The problem: Speech recognition software that can’t differentiate “Austin” from “Boston.”
The researcher: Stephen Zahorian, professor of electrical and computer engineering.
The research: Zahorian is developing a multilanguage, multispeaker database that will be available for spoken-language processing research. The project is supported by a grant of nearly half a million dollars from the Air Force Office of Scientific Research.
The strategy: First, Zahorian and his team will gather recordings of hundreds of speakers each in English, Spanish and Mandarin Chinese. The recordings will be annotated to create a kind of closed captioning, including time stamps and descriptions of background noises. Once the recordings are transcribed, automatic speech recognition algorithms will be used to align the recording with the captions. Next, software will be developed to verify and correct errors in the time alignment.
“Speech-recognition algorithms begin by mimicking what your ear does,” Zahorian says. “But we want the algorithms to extract just the most useful characteristics of the speech, not all of the possible data. That’s because more detail can actually hurt performance, past a certain point.”
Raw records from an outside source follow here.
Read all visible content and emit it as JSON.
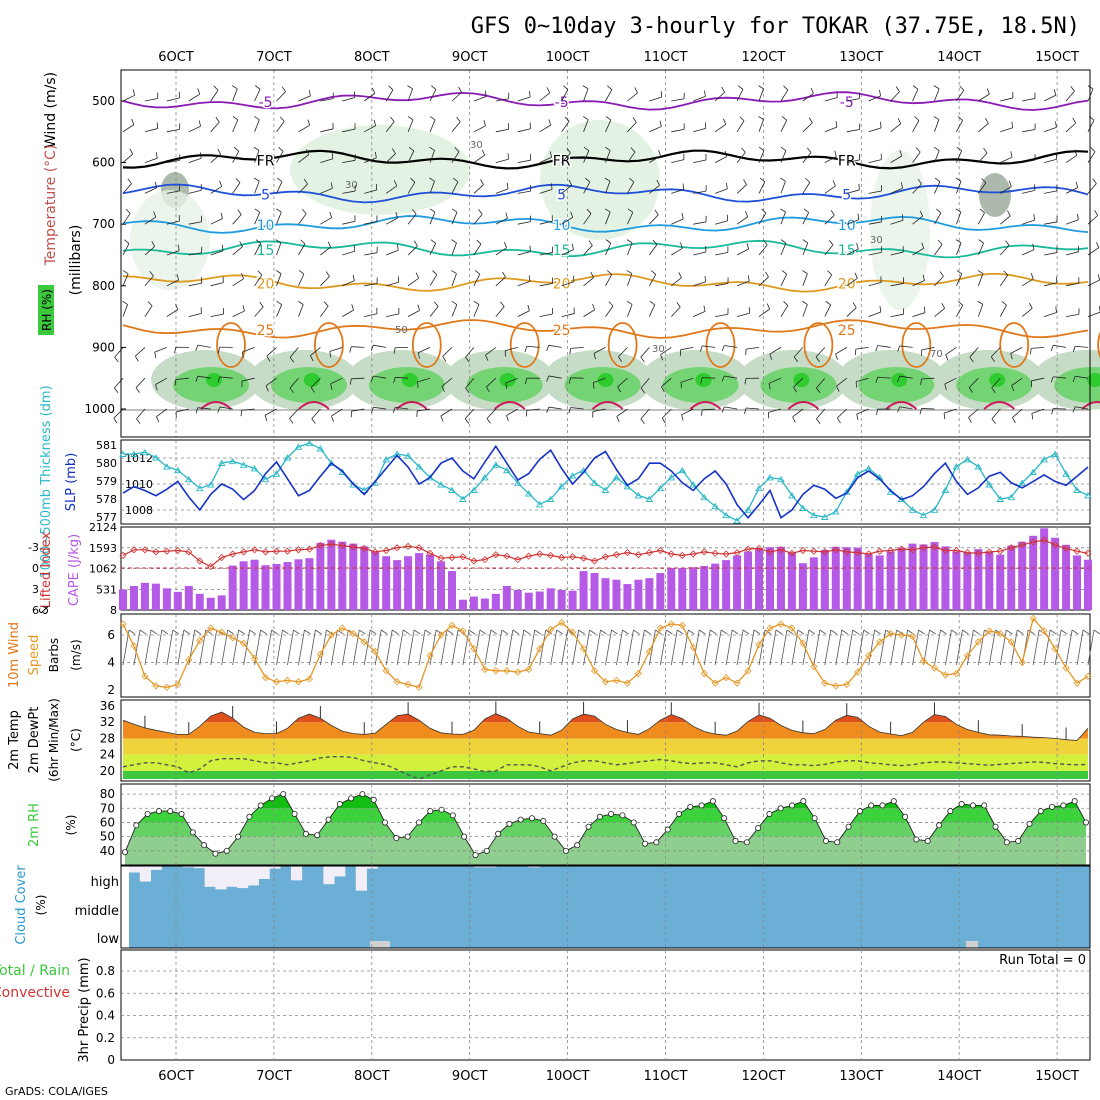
{
  "title": "GFS 0~10day 3-hourly for TOKAR (37.75E, 18.5N)",
  "footer": "GrADS: COLA/IGES",
  "colors": {
    "purple": "#8a1ab4",
    "black": "#000000",
    "blue": "#1e4fd8",
    "lightblue": "#1f9be0",
    "teal": "#18b89a",
    "orange": "#de9a1e",
    "orange2": "#e0781a",
    "magenta": "#d0155a",
    "green": "#3cc83c",
    "cyan": "#2ab8c8",
    "navy": "#1432c8",
    "red": "#d23232",
    "violet": "#b45ae6",
    "amber": "#e69623",
    "cloud": "#6baed6",
    "cloudLight": "#f2eef7"
  },
  "chart_data": {
    "type": "meteogram",
    "x_ticks": [
      "6OCT",
      "7OCT",
      "8OCT",
      "9OCT",
      "10OCT",
      "11OCT",
      "12OCT",
      "13OCT",
      "14OCT",
      "15OCT"
    ],
    "panels": [
      {
        "id": "upper",
        "ylabels": [
          "Wind (m/s)",
          "Temperature (°C)",
          "(millibars)",
          "RH (%)"
        ],
        "yticks": [
          "500",
          "600",
          "700",
          "800",
          "900",
          "1000"
        ],
        "isotherms": [
          {
            "label": "-5",
            "level": 500,
            "color": "purple"
          },
          {
            "label": "FR",
            "level": 595,
            "color": "black"
          },
          {
            "label": "5",
            "level": 650,
            "color": "blue"
          },
          {
            "label": "10",
            "level": 700,
            "color": "lightblue"
          },
          {
            "label": "15",
            "level": 740,
            "color": "teal"
          },
          {
            "label": "20",
            "level": 795,
            "color": "orange"
          },
          {
            "label": "25",
            "level": 870,
            "color": "orange2"
          }
        ],
        "rh_contours": [
          "30",
          "30",
          "30",
          "50",
          "30",
          "70"
        ]
      },
      {
        "id": "slp",
        "ylabels": [
          "SLP (mb)",
          "1000~500mb Thickness (dm)"
        ],
        "yticks_left": [
          "581",
          "580",
          "579",
          "578",
          "577"
        ],
        "yticks_right": [
          "1012",
          "1010",
          "1008"
        ],
        "slp": [
          1009.3,
          1009.8,
          1009.5,
          1009.1,
          1009.6,
          1010.2,
          1009.0,
          1008.0,
          1009.2,
          1010.0,
          1009.6,
          1008.8,
          1009.5,
          1010.8,
          1011.7,
          1010.4,
          1009.1,
          1009.5,
          1010.6,
          1011.6,
          1011.0,
          1010.0,
          1009.2,
          1010.2,
          1011.2,
          1012.2,
          1011.3,
          1010.0,
          1010.5,
          1011.6,
          1012.0,
          1011.0,
          1010.4,
          1011.7,
          1012.9,
          1011.6,
          1010.3,
          1010.8,
          1011.9,
          1012.6,
          1011.2,
          1010.0,
          1010.9,
          1012.0,
          1012.5,
          1011.1,
          1009.9,
          1010.4,
          1011.6,
          1011.6,
          1011.0,
          1010.1,
          1009.5,
          1010.4,
          1011.0,
          1010.0,
          1008.4,
          1007.4,
          1008.4,
          1009.5,
          1007.4,
          1008.0,
          1009.2,
          1009.9,
          1009.6,
          1008.9,
          1009.3,
          1010.5,
          1011.0,
          1010.4,
          1009.5,
          1008.8,
          1009.1,
          1009.8,
          1010.8,
          1011.6,
          1010.2,
          1009.2,
          1009.7,
          1010.6,
          1010.9,
          1010.1,
          1009.7,
          1010.2,
          1010.7,
          1010.2,
          1009.9,
          1010.6,
          1011.3
        ],
        "thickness": [
          580.5,
          580.5,
          580.6,
          580.3,
          579.8,
          579.6,
          579.1,
          578.6,
          578.8,
          580.0,
          580.1,
          579.9,
          579.7,
          579.1,
          579.4,
          580.3,
          580.9,
          581.1,
          580.8,
          580.0,
          579.5,
          578.8,
          578.5,
          578.9,
          580.2,
          580.5,
          580.4,
          579.8,
          579.2,
          578.8,
          578.5,
          578.0,
          578.5,
          579.2,
          579.9,
          579.6,
          578.9,
          578.3,
          577.7,
          578.0,
          578.7,
          579.3,
          579.6,
          578.9,
          578.5,
          579.2,
          578.7,
          578.2,
          578.0,
          578.6,
          579.2,
          579.6,
          578.8,
          578.1,
          577.6,
          577.1,
          576.8,
          577.4,
          578.6,
          579.2,
          579.1,
          578.2,
          577.5,
          577.1,
          577.0,
          577.3,
          578.4,
          579.4,
          579.7,
          579.2,
          578.4,
          578.0,
          577.4,
          577.1,
          577.4,
          578.5,
          579.8,
          580.2,
          579.8,
          578.8,
          578.0,
          578.1,
          578.9,
          579.5,
          580.2,
          580.5,
          579.4,
          578.5,
          578.2
        ]
      },
      {
        "id": "cape",
        "ylabels": [
          "CAPE (J/kg)",
          "Lifted Index"
        ],
        "yticks_left": [
          "-3",
          "0",
          "3",
          "6"
        ],
        "yticks_right": [
          "2124",
          "1593",
          "1062",
          "531",
          "8"
        ],
        "cape": [
          531,
          620,
          700,
          680,
          560,
          470,
          620,
          420,
          320,
          380,
          1140,
          1250,
          1290,
          1150,
          1180,
          1230,
          1300,
          1330,
          1720,
          1800,
          1750,
          1700,
          1630,
          1500,
          1380,
          1280,
          1380,
          1460,
          1420,
          1250,
          1000,
          270,
          350,
          300,
          420,
          620,
          520,
          450,
          480,
          560,
          520,
          500,
          1000,
          950,
          820,
          780,
          670,
          780,
          820,
          950,
          1080,
          1080,
          1100,
          1130,
          1190,
          1280,
          1400,
          1500,
          1580,
          1610,
          1620,
          1480,
          1200,
          1350,
          1540,
          1620,
          1610,
          1600,
          1430,
          1400,
          1500,
          1600,
          1700,
          1680,
          1740,
          1630,
          1500,
          1480,
          1560,
          1500,
          1420,
          1650,
          1750,
          1900,
          2090,
          1850,
          1670,
          1400,
          1290
        ],
        "lifted_index": [
          -1.8,
          -2.6,
          -2.6,
          -2.3,
          -2.4,
          -2.5,
          -2.3,
          -1.0,
          -0.2,
          -1.5,
          -2.0,
          -2.3,
          -2.6,
          -2.3,
          -2.4,
          -2.4,
          -2.6,
          -2.7,
          -3.2,
          -3.4,
          -3.2,
          -3.0,
          -2.8,
          -2.3,
          -2.5,
          -2.9,
          -3.1,
          -2.9,
          -2.1,
          -1.4,
          -1.5,
          -1.6,
          -1.0,
          -1.2,
          -1.9,
          -1.7,
          -1.2,
          -1.7,
          -2.0,
          -1.8,
          -1.5,
          -1.6,
          -1.4,
          -1.0,
          -1.6,
          -1.9,
          -2.2,
          -1.9,
          -2.2,
          -2.5,
          -2.0,
          -1.8,
          -2.0,
          -2.3,
          -2.1,
          -2.0,
          -2.2,
          -2.7,
          -2.8,
          -2.3,
          -2.6,
          -2.1,
          -2.5,
          -2.4,
          -2.3,
          -2.6,
          -2.3,
          -2.2,
          -2.0,
          -2.4,
          -2.5,
          -2.7,
          -2.6,
          -2.9,
          -3.0,
          -2.5,
          -2.5,
          -2.2,
          -2.1,
          -2.3,
          -2.4,
          -2.9,
          -3.3,
          -3.7,
          -4.0,
          -3.3,
          -2.8,
          -2.4,
          -2.1
        ]
      },
      {
        "id": "wind10m",
        "ylabels": [
          "Barbs",
          "(m/s)",
          "10m Wind",
          "Speed",
          "&"
        ],
        "yticks": [
          "6",
          "4",
          "2"
        ],
        "speed": [
          6.8,
          5.2,
          3.0,
          2.3,
          2.2,
          2.4,
          4.2,
          5.6,
          6.5,
          6.2,
          5.8,
          5.4,
          4.3,
          2.9,
          2.6,
          2.7,
          2.6,
          2.8,
          4.6,
          6.0,
          6.5,
          6.1,
          5.5,
          4.8,
          3.4,
          2.6,
          2.4,
          2.2,
          4.5,
          6.0,
          6.7,
          6.3,
          5.0,
          3.5,
          3.4,
          3.4,
          3.3,
          3.5,
          5.0,
          6.4,
          6.9,
          6.2,
          5.0,
          3.4,
          2.6,
          2.7,
          2.5,
          3.2,
          4.8,
          6.5,
          6.8,
          6.7,
          5.1,
          3.2,
          2.5,
          2.9,
          2.5,
          3.4,
          5.3,
          6.5,
          6.8,
          6.5,
          5.4,
          3.7,
          2.5,
          2.3,
          2.4,
          3.3,
          4.5,
          5.5,
          6.1,
          6.0,
          5.9,
          4.1,
          3.6,
          3.1,
          3.2,
          4.5,
          5.5,
          6.3,
          6.1,
          5.5,
          4.0,
          7.2,
          6.3,
          5.0,
          3.6,
          2.5,
          3.0
        ]
      },
      {
        "id": "temp2m",
        "ylabels": [
          "2m Temp",
          "2m DewPt",
          "(6hr Min/Max)",
          "(°C)"
        ],
        "yticks": [
          "36",
          "32",
          "28",
          "24",
          "20"
        ],
        "temp": [
          32.5,
          31.5,
          30.6,
          30.0,
          29.5,
          29.0,
          29.0,
          31.0,
          33.5,
          34.5,
          33.0,
          30.8,
          29.5,
          29.2,
          29.2,
          30.5,
          33.0,
          34.0,
          33.0,
          31.2,
          29.8,
          29.2,
          29.0,
          29.3,
          31.5,
          33.6,
          34.0,
          32.5,
          30.5,
          29.4,
          29.1,
          29.0,
          30.0,
          32.8,
          34.1,
          33.0,
          31.0,
          29.6,
          29.2,
          28.8,
          30.0,
          32.8,
          34.0,
          33.5,
          31.5,
          30.2,
          29.5,
          29.0,
          30.4,
          32.5,
          33.9,
          32.9,
          31.0,
          29.7,
          29.1,
          28.8,
          29.8,
          32.2,
          33.8,
          33.0,
          31.2,
          30.0,
          29.4,
          29.2,
          30.2,
          32.5,
          33.7,
          33.2,
          31.0,
          29.6,
          29.1,
          28.7,
          29.5,
          32.0,
          33.9,
          33.4,
          31.5,
          30.2,
          29.5,
          28.9,
          28.8,
          28.6,
          28.5,
          28.3,
          28.2,
          28.0,
          27.7,
          27.5,
          30.5
        ],
        "dewpoint": [
          21.0,
          21.5,
          22.0,
          22.0,
          21.5,
          21.0,
          19.5,
          20.5,
          22.5,
          23.0,
          23.0,
          23.0,
          22.5,
          22.0,
          22.0,
          21.5,
          22.0,
          22.5,
          23.2,
          23.5,
          23.5,
          23.3,
          22.5,
          22.0,
          21.5,
          20.3,
          19.0,
          18.0,
          19.0,
          20.0,
          21.0,
          21.0,
          20.5,
          19.8,
          20.0,
          21.5,
          21.5,
          21.5,
          21.0,
          20.0,
          21.0,
          22.0,
          22.5,
          22.5,
          22.0,
          21.5,
          21.8,
          22.2,
          22.5,
          22.8,
          22.5,
          22.0,
          21.8,
          22.0,
          22.0,
          21.5,
          21.0,
          22.0,
          22.5,
          22.5,
          22.0,
          21.5,
          21.5,
          21.3,
          21.6,
          22.2,
          22.5,
          22.5,
          22.0,
          21.8,
          21.5,
          21.3,
          21.5,
          22.0,
          22.2,
          22.2,
          22.0,
          21.8,
          21.6,
          21.4,
          21.6,
          21.8,
          22.0,
          22.2,
          22.1,
          21.8,
          21.6,
          21.5,
          21.6
        ]
      },
      {
        "id": "rh2m",
        "ylabels": [
          "2m RH",
          "(%)"
        ],
        "yticks": [
          "80",
          "70",
          "60",
          "50",
          "40"
        ],
        "rh": [
          39,
          58,
          66,
          68,
          68,
          66,
          53,
          44,
          38,
          40,
          50,
          64,
          72,
          77,
          80,
          66,
          52,
          51,
          62,
          73,
          77,
          80,
          76,
          60,
          49,
          50,
          60,
          68,
          69,
          65,
          50,
          37,
          40,
          52,
          59,
          62,
          63,
          61,
          50,
          40,
          44,
          57,
          64,
          66,
          65,
          60,
          45,
          46,
          55,
          66,
          71,
          72,
          75,
          63,
          47,
          46,
          56,
          66,
          70,
          72,
          75,
          63,
          47,
          46,
          57,
          68,
          72,
          72,
          75,
          64,
          48,
          47,
          58,
          68,
          73,
          72,
          72,
          57,
          46,
          47,
          59,
          68,
          71,
          72,
          75,
          60
        ]
      },
      {
        "id": "cloud",
        "ylabels": [
          "Cloud Cover",
          "(%)"
        ],
        "levels": [
          "high",
          "middle",
          "low"
        ],
        "high": [
          75,
          40,
          85,
          100,
          100,
          95,
          92,
          20,
          10,
          20,
          15,
          25,
          50,
          90,
          100,
          45,
          100,
          100,
          30,
          60,
          100,
          5,
          90,
          100,
          100,
          100,
          100,
          100,
          100,
          100,
          100,
          100,
          95,
          95,
          100,
          100,
          100,
          95,
          100,
          100,
          100,
          100,
          100,
          100,
          100,
          100,
          100,
          100,
          100,
          100,
          100,
          100,
          100,
          100,
          100,
          100,
          100,
          100,
          100,
          100,
          100,
          100,
          100,
          100,
          100,
          100,
          100,
          100,
          100,
          100,
          100,
          100,
          100,
          100,
          100,
          100,
          100,
          100,
          100,
          100,
          100,
          100,
          100,
          100,
          100,
          100,
          100,
          100,
          100
        ],
        "low": [
          0,
          0,
          0,
          0,
          0,
          0,
          0,
          0,
          0,
          0,
          0,
          0,
          0,
          0,
          0,
          0,
          0,
          0,
          0,
          0,
          0,
          0,
          0,
          0,
          0,
          0,
          0,
          0,
          0,
          0,
          0,
          0,
          0,
          0,
          0,
          0,
          0,
          0,
          0,
          0,
          0,
          0,
          0,
          0,
          0,
          0,
          0,
          0,
          0,
          0,
          0,
          0,
          0,
          0,
          0,
          0,
          0,
          0,
          0,
          0,
          0,
          0,
          0,
          0,
          0,
          0,
          0,
          0,
          0,
          0,
          0,
          0,
          0,
          0,
          0,
          0,
          0,
          0,
          0,
          0,
          0,
          0,
          0,
          0,
          0,
          0,
          0,
          0,
          0
        ]
      },
      {
        "id": "precip",
        "ylabels": [
          "3hr Precip (mm)",
          "Total / Rain",
          "Convective"
        ],
        "yticks": [
          "0.8",
          "0.6",
          "0.4",
          "0.2",
          "0"
        ],
        "run_total": "Run Total = 0"
      }
    ]
  }
}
While algorithms typically convert sounds into numbers, Zahorian represents speech as a picture in a time-frequency plane. He uses image-processing techniques to extract features of the speech, which has led him to focus more on time than on frequency.
Researchers test algorithms using databases held by the Linguistic Data Consortium. Zahorian’s unusual image-based approach has returned some of the best results ever reported for automatic speech recognition experiments.
The database Zahorian develops will join these others, offering any researcher a new way to test theories with samples of real-life speech.